Geological map of the Corvillo and Mandre Basins (Caltanissetta Basin, Central Sicily): Explanatory notes

In Sicily, the imbrication of the Apenninic thrust belt above the African foreland determined the progressive southward migration of marine basins that were shortened from the Middle Miocene until the Pleistocene. The area studied in detail is located in the Caltanissetta Basin, which was in fact, during Neogene times, a series of thrust-top basins (e.g. Corvillo and Mandre). The relationships between Neogene sedimentation and the synchronous development of fold and thrust structures are recorded by unconformities, lap relationships of strata, hiatuses. The stratigraphy of the substratum is dominated by varicoloured clays and siliciclastic deposits of Cretaceous-Early Miocene age. The thrust-top basin stratigraphy is represented by Tortonian siliciclastic deposits and evaporitic deposits, which are the product of the Messinian lowstand.

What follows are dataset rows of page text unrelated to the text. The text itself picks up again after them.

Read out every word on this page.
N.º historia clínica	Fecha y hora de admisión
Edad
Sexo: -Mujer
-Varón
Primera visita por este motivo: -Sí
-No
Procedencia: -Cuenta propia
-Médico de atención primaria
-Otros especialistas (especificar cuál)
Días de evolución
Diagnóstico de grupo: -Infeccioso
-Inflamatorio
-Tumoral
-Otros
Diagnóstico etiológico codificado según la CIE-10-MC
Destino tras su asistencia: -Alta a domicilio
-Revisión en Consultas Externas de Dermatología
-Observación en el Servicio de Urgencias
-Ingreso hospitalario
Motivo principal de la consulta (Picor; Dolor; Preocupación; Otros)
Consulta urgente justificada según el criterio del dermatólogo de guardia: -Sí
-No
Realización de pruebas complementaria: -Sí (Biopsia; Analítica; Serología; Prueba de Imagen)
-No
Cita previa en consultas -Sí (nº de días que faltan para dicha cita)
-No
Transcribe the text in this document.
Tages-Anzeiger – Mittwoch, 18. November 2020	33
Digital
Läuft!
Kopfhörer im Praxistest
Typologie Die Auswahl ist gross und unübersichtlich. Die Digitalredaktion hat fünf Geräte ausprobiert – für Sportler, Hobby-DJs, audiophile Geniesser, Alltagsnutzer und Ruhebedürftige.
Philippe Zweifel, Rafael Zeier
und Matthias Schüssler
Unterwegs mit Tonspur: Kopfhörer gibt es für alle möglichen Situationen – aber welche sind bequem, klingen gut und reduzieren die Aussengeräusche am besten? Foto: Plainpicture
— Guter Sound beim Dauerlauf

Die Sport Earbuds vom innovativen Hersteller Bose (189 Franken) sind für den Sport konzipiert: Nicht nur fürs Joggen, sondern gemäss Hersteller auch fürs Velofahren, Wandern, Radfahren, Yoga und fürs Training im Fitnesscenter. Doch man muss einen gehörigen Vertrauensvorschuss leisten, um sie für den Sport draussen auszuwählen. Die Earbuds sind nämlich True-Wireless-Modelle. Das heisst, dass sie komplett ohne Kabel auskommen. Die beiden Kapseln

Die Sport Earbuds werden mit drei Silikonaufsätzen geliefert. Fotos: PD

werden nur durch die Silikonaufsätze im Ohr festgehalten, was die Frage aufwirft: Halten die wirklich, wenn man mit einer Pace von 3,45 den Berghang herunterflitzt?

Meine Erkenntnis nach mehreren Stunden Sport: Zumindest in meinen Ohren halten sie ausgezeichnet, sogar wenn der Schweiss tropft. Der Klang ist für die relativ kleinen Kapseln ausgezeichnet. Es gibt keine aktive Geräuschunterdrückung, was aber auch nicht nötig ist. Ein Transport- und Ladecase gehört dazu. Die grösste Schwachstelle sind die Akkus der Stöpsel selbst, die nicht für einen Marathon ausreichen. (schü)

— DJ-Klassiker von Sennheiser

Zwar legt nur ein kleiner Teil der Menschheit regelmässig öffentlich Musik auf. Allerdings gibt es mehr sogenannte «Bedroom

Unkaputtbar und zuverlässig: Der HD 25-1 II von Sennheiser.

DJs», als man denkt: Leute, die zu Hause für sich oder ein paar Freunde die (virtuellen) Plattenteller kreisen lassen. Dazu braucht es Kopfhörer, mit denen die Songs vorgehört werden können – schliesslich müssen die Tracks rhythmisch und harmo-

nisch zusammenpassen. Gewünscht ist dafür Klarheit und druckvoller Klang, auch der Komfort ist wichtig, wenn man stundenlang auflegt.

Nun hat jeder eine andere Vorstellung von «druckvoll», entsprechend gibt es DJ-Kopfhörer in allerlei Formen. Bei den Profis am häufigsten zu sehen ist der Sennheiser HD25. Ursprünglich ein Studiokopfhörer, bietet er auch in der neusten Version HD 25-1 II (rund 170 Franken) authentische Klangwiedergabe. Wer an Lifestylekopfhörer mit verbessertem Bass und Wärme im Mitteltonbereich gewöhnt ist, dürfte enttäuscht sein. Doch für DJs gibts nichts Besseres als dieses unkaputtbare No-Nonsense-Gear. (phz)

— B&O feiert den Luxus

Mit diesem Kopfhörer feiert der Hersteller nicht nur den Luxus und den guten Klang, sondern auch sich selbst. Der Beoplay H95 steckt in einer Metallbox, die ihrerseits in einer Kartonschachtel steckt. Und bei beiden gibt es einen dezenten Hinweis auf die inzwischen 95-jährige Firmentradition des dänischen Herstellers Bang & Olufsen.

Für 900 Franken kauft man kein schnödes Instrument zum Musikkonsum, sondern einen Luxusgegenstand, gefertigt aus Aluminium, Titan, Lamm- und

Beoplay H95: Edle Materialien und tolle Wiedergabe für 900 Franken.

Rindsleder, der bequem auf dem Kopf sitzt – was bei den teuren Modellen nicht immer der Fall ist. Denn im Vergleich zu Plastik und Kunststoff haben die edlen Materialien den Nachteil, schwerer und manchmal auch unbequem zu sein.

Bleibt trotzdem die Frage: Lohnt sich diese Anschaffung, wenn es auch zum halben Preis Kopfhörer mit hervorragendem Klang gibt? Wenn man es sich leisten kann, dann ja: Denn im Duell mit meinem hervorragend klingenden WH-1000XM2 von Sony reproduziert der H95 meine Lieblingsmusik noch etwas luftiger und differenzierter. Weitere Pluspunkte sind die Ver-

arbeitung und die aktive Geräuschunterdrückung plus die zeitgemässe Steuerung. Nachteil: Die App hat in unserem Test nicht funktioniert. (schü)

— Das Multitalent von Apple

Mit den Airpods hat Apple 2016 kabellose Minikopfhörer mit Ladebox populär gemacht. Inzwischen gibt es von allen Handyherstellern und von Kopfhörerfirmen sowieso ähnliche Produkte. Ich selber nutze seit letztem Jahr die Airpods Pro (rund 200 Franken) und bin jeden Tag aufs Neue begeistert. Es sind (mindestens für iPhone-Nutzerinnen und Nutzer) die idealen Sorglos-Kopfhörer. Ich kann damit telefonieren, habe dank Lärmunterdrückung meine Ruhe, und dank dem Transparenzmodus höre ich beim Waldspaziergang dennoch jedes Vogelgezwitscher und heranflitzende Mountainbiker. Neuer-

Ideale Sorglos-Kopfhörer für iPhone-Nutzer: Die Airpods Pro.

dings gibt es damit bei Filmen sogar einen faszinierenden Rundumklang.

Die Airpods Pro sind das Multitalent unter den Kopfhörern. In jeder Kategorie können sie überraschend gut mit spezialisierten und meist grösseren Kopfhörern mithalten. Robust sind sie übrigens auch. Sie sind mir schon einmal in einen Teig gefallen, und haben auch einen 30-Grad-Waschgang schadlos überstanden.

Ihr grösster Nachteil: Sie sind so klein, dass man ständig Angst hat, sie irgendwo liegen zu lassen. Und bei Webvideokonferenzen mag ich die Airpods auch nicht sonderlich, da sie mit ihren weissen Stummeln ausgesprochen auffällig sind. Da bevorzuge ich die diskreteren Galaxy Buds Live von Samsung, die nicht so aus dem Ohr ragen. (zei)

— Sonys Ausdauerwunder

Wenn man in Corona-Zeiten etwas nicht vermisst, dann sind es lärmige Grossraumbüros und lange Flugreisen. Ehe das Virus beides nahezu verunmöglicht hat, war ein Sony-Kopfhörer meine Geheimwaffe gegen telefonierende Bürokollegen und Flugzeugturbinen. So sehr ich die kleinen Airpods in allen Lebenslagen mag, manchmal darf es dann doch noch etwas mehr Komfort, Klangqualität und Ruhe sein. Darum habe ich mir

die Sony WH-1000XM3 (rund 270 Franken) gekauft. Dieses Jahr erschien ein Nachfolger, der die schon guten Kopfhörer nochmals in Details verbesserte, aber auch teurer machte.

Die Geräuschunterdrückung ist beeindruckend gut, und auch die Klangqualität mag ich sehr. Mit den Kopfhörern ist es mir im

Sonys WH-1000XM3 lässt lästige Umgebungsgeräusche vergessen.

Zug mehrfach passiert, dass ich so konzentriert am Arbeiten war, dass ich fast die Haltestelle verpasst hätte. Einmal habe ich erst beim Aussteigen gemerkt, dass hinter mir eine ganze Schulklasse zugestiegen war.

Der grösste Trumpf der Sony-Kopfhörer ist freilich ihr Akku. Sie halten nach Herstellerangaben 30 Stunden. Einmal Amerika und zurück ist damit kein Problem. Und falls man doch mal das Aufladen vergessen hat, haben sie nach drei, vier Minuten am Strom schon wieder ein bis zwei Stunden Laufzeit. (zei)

The Early Pliocene flooding was responsible of deposition of chalks and marls and a later regional uplift produced a regression, during Late Pliocene times, with deposition of marls and sandstones. Compressional deformation acted continuously from Middle Miocene until, at least, Middle Pliocene, amplifying the pre-existing structures and creating differing styles of deformation depending on the lithologies involved.